Davidian and Giltinan (1995) and Vonesh and Chinchilli (1997) provide good overviews as well as general theoretical developments and examples of nonlinear mixed models. Pinheiro and Bates (1995) is a primary reference for the theory and computational techniques of PROC NLMIXED. They describe and compare several different integrated likelihood approximations and provide evidence that adaptive Gaussian quadrature is one of the best methods. Davidian and Gallant (1993) also use Gaussian quadrature for nonlinear mixed models, although the smooth nonparametric density they advocate for the random effects is currently not available in PROC NLMIXED.

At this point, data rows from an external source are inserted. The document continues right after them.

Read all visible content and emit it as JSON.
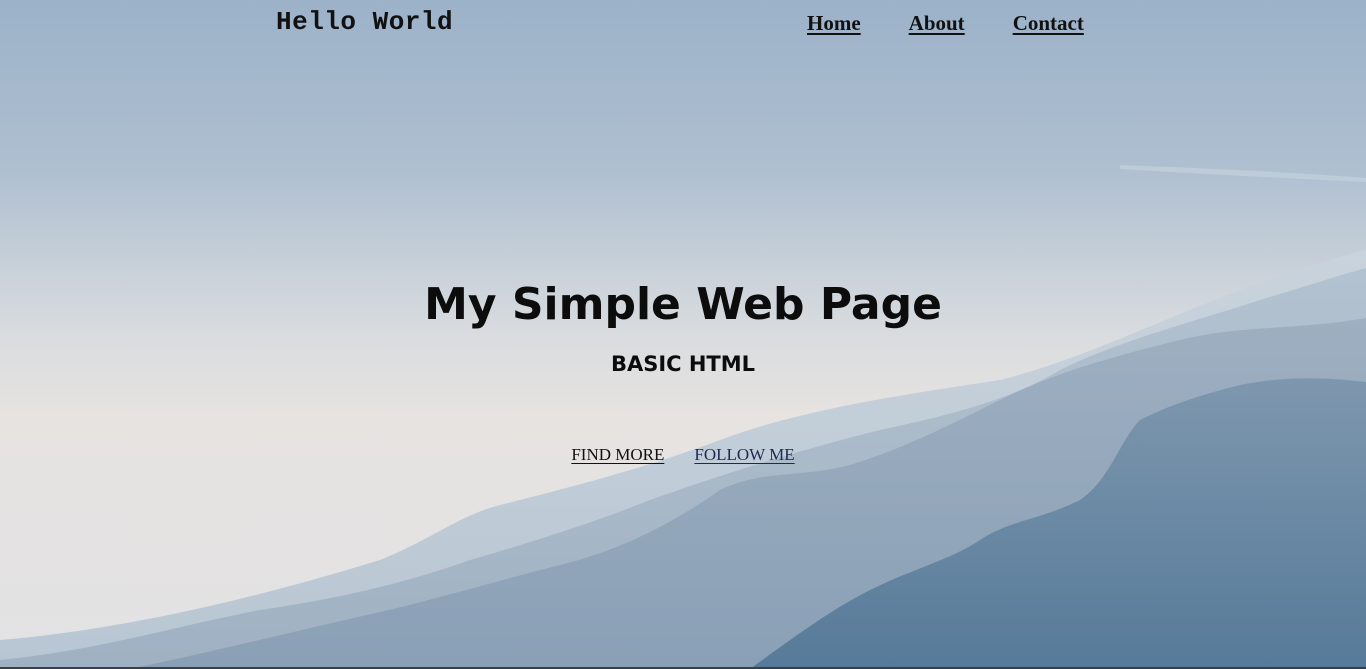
{
  "header": {
    "brand": "Hello World",
    "nav": [
      {
        "label": "Home"
      },
      {
        "label": "About"
      },
      {
        "label": "Contact"
      }
    ]
  },
  "hero": {
    "title": "My Simple Web Page",
    "subtitle": "BASIC HTML",
    "links": [
      {
        "label": "FIND MORE"
      },
      {
        "label": "FOLLOW ME"
      }
    ]
  },
  "colors": {
    "sky_top": "#9fb4cb",
    "sky_haze": "#e4e1df",
    "mountain_dark": "#4f7394",
    "text": "#0c0c0c",
    "link_alt": "#1e2a52"
  }
}
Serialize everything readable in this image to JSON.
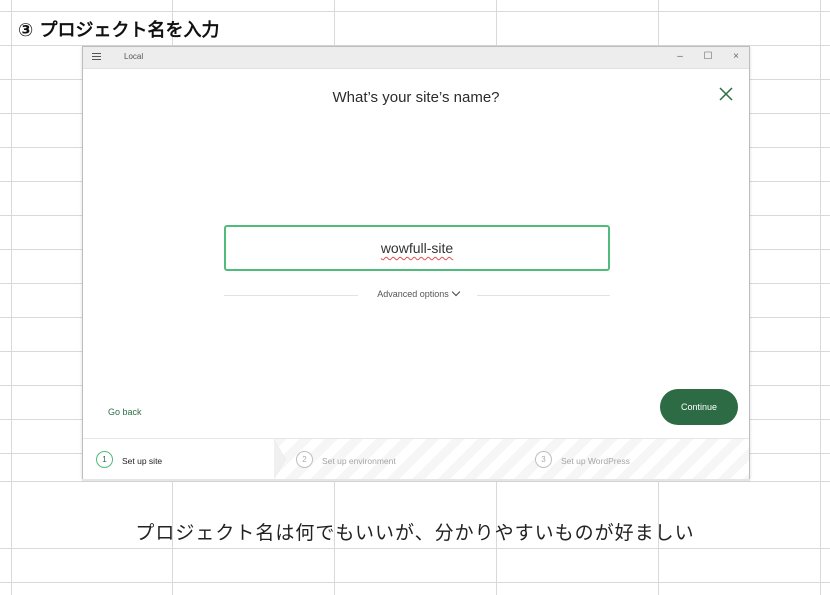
{
  "sheet": {
    "heading": "③ プロジェクト名を入力",
    "caption": "プロジェクト名は何でもいいが、分かりやすいものが好ましい"
  },
  "window": {
    "app_title": "Local",
    "controls": {
      "minimize": "–",
      "maximize": "☐",
      "close": "×"
    }
  },
  "dialog": {
    "title": "What’s your site’s name?",
    "site_name_value": "wowfull-site",
    "advanced_options_label": "Advanced options",
    "go_back_label": "Go back",
    "continue_label": "Continue",
    "steps": [
      {
        "number": "1",
        "label": "Set up site",
        "state": "active"
      },
      {
        "number": "2",
        "label": "Set up environment",
        "state": "inactive"
      },
      {
        "number": "3",
        "label": "Set up WordPress",
        "state": "inactive"
      }
    ]
  },
  "colors": {
    "accent_green": "#2d6b45",
    "input_border": "#51bb7b",
    "active_step_circle": "#51bb7b"
  }
}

Traditional approaches to fitting nonlinear mixed models involve Taylor series expansions, expanding around either zero or the empirical best linear unbiased predictions of the random effects. The former is the basis for the well-known first-order method (Beal and Sheiner, 1982, 1988; Sheiner and Beal, 1985), and it is optionally available in PROC NLMIXED. The latter is the basis for the estimation method of Lindstrom and Bates (1990), and it is not available in PROC NLMIXED. However, the closely related Laplacian approximation is an option; it is equivalent to adaptive Gaussian quadrature with only one quadrature point. The Laplacian approximation and its relationship to the Lindstrom-Bates method are discussed by: Beal and Sheiner (1992); Wolfinger (1993); Vonesh (1992, 1996); Vonesh and Chinchilli (1997); Wolfinger and Lin (1997).
A parallel literature exists in the area of generalized linear mixed models, in which random effects appear as a part of the linear predictor inside a link function. Taylor-series methods similar to those just described are discussed in articles such as: Harville and Mee (1984); Stiratelli, Laird, and Ware (1984); Gilmour, Anderson, and Rae (1985); Goldstein (1991); Schall (1991); Engel and Keen (1992); Breslow and Clayton (1993); Wolfinger and O’Connell (1993); McGilchrist (1994), but such methods have not been implemented in PROC NLMIXED because they can produce biased results in certain binary data situations (Rodriguez and Goldman, 1995; Lin and Breslow, 1996). Instead, a numerical quadrature approach is available in PROC NLMIXED, as discussed in: Pierce and Sands (1975); Anderson and Aitkin (1985); Hedeker and Gibbons (1994); Crouch and Spiegelman (1990); Longford (1994); McCulloch (1994); Liu and Pierce (1994); Diggle, Liang, and Zeger (1994).
Nonlinear mixed models have important applications in pharmacokinetics, and Roe (1997) provides a wide-ranging comparison of many popular techniques. Yuh et al. (1994) provide an extensive bibliography on nonlinear mixed models and their use in pharmacokinetics.